You also need to change the beneficiary on your life insurance, investment accounts, workplace retirement plans, IRAs and bank accounts, including your TOD or “Transfer on Death” designation on your bank accounts. Be sure the divorce documents don’t require you to keep your spouse as beneficiary before you make a change in beneficiary. It’s very important to know that these beneficiary designations supersede your will so if you change your will only, but not these designations, the beneficiary designations will rule. The beneficiary on your 401(k) account cannot be changed to someone other than your spouse, without your spouse’s consent, before your divorce is final.

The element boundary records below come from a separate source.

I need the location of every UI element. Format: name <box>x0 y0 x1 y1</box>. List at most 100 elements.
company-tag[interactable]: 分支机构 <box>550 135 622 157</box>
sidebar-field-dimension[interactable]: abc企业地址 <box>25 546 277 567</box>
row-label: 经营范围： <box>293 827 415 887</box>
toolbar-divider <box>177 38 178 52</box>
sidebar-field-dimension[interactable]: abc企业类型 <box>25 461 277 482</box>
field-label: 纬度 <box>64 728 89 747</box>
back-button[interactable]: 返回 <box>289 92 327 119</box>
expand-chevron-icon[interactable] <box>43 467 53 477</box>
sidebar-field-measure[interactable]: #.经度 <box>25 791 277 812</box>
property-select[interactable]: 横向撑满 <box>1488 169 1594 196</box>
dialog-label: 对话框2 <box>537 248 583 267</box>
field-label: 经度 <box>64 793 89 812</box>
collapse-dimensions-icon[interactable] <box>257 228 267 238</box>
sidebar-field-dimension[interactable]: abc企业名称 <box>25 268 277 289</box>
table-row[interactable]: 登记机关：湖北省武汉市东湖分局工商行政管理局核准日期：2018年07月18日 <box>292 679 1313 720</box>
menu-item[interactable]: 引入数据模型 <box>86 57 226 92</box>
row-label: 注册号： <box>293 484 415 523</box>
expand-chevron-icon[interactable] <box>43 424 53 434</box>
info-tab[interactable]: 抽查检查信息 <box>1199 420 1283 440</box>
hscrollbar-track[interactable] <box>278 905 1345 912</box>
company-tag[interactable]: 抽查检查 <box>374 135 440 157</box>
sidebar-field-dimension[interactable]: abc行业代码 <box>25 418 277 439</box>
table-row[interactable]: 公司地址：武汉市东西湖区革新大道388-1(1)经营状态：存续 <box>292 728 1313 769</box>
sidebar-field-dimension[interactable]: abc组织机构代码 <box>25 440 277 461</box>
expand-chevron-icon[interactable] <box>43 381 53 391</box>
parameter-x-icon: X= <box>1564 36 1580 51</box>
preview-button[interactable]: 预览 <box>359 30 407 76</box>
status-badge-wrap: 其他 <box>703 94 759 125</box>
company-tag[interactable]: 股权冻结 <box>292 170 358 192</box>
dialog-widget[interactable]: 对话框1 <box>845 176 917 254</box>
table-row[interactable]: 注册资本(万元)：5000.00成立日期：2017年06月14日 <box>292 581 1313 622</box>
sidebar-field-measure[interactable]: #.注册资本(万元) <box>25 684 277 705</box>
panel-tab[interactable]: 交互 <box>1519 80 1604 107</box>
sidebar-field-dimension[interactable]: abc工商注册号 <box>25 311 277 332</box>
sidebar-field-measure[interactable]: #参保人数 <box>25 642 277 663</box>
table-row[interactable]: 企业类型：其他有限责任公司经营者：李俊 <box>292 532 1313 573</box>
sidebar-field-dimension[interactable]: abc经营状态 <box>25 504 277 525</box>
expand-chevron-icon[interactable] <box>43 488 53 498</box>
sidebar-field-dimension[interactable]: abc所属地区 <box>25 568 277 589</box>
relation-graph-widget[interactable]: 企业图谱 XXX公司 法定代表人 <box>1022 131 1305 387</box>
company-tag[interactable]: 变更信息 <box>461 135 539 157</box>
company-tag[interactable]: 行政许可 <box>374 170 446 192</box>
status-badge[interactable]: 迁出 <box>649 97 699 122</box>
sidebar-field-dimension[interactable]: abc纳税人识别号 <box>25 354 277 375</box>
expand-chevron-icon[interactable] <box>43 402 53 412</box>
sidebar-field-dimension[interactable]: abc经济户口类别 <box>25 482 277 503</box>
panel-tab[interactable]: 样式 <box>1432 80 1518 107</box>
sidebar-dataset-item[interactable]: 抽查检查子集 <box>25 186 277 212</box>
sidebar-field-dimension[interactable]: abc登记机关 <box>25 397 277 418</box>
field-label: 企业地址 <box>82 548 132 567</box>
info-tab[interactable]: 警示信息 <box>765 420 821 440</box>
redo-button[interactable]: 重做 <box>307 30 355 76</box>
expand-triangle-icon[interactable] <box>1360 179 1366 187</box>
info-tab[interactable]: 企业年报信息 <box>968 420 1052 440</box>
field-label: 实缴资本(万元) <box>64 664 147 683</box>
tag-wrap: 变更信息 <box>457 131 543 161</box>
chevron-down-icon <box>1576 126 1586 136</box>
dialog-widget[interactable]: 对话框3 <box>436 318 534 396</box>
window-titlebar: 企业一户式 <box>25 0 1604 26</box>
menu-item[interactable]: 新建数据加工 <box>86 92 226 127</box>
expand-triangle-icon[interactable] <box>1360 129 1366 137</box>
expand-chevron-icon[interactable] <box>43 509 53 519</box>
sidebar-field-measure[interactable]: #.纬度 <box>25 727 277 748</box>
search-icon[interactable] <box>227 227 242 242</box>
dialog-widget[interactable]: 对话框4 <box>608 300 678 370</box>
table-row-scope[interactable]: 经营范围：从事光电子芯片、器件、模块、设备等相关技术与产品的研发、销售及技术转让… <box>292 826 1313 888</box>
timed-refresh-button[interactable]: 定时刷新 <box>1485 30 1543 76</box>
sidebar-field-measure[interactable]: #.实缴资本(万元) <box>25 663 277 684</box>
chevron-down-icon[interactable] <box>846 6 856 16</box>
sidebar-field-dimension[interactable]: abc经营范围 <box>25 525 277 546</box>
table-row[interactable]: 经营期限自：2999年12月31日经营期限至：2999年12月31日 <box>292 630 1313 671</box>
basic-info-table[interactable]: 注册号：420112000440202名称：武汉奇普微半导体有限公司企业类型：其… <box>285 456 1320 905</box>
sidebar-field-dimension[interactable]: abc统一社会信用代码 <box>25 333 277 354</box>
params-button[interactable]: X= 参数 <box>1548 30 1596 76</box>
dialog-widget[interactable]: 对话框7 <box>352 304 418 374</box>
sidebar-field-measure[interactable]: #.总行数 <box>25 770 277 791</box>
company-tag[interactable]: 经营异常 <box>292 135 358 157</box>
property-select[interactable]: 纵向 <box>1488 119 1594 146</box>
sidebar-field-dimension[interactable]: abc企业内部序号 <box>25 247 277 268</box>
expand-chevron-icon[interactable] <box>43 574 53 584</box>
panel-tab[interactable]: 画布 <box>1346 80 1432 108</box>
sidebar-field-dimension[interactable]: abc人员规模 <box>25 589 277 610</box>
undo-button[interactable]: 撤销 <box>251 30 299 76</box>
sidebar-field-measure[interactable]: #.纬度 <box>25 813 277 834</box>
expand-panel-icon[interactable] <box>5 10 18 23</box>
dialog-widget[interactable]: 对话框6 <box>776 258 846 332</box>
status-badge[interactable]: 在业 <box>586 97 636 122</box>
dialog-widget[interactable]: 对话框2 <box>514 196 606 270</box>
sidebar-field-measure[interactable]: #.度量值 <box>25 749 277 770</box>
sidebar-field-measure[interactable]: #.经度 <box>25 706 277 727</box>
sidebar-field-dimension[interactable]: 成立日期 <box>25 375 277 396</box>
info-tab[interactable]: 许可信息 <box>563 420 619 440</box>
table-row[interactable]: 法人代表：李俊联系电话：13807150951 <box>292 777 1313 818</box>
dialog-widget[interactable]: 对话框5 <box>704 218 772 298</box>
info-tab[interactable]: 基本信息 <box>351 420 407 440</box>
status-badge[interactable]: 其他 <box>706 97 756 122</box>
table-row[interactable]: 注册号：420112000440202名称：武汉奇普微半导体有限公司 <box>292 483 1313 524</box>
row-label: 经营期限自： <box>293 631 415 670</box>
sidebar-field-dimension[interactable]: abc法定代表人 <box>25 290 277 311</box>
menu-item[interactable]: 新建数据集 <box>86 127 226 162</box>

You may need to sell your home or refinance your mortgage if your settlement agreement requires you to do so. Check your divorce papers for any deadlines. After you refinance, file a transfer of deed with the county. If your spouse is the one refinancing, ask for evidence that this has been done by the deadline.
Was there a retirement account that was split in the divorce? Make sure any QDRO is prepared, signed by the judge, and sent to the plan administrator. If you are the one to be getting money from your ex-spouses employer plan, don’t rely on him or her to do this for you. You are the one with the incentive and if this is not done, you could lose out if your spouse dies before the QDRO is in place.
Do you want to change your name to your maiden or other prior name? If you elected to do so, then let everyone know. This is no small task!! Notify Social Security and the IRS first and make sure that is done before proceeding to the remainder. You will need to change your name on your passport, credit card accounts and bank accounts (after these accounts are split up), utilities, car insurance, homeowner’s insurance, umbrella insurance policies, your driver’s license, and your mortgage, and any other banks or accounts where you have a loan. Don’t forget to tell your employer. Changing your social media accounts will help friends and work-related contacts know you want to be called by your “new” old name.
Now that your filing status is changing from “married” to “single” or “head of household”, you should review the withholding on your paycheck. You may need a CPA to help on this. This may be a good time to set up new relationships with a CPA and a financial advisor unless you are comfortable keeping the one you had.
Hopefully, you did this during the course of your divorce but if not, you should create new passwords for your accounts. Remember your spouse knows your birthdate, social security number and your mother’s maiden name so you will need to be thorough.
Your Bank Accounts
Close any joint bank or credit card accounts unless you agreed to keep it open. (This may be the case if you have agreed to keep an account for child support purposes, for instance.) Check with the bank to be sure your spouse has taken your name off if he/she has been given this task to be sure you aren’t liable for any future debt.
Was your car in your joint names? If so, you will need to change your car title to your name only.
Your Health Insurance
Health insurance is one of the most difficult aspects budget-wise when it comes to divorce. Ex-spouses are by law entitled to workplace provided health plan insurance for up to 36 months under COBRA, so be sure the employer knows you are divorced and that the proper notification is done. Don’t assume it will be affordable. Divorce opens enrollment for entering a new health plan so shop around even if you are eligible for COBRA. If your health is very good, there are non-Obama care health plans out there that are very affordable with good coverage. Find an independent health insurance agent to help you.
Create a budget! Your financial circumstances may have changed and now more than ever you need to keep on top of spending and saving for retirement.
Finally, seek out therapy if you are struggling emotionally after divorce (and most people do struggle). Better to work on getting emotionally healthier now than entering into a new relationship with all that unresolved baggage. It will help you be a better single parent as well.
Sound like a lot of work? It is!!! But use this as your checklist, don’t feel like you have to get it all done in a month and just keep plugging away. You will get it done!!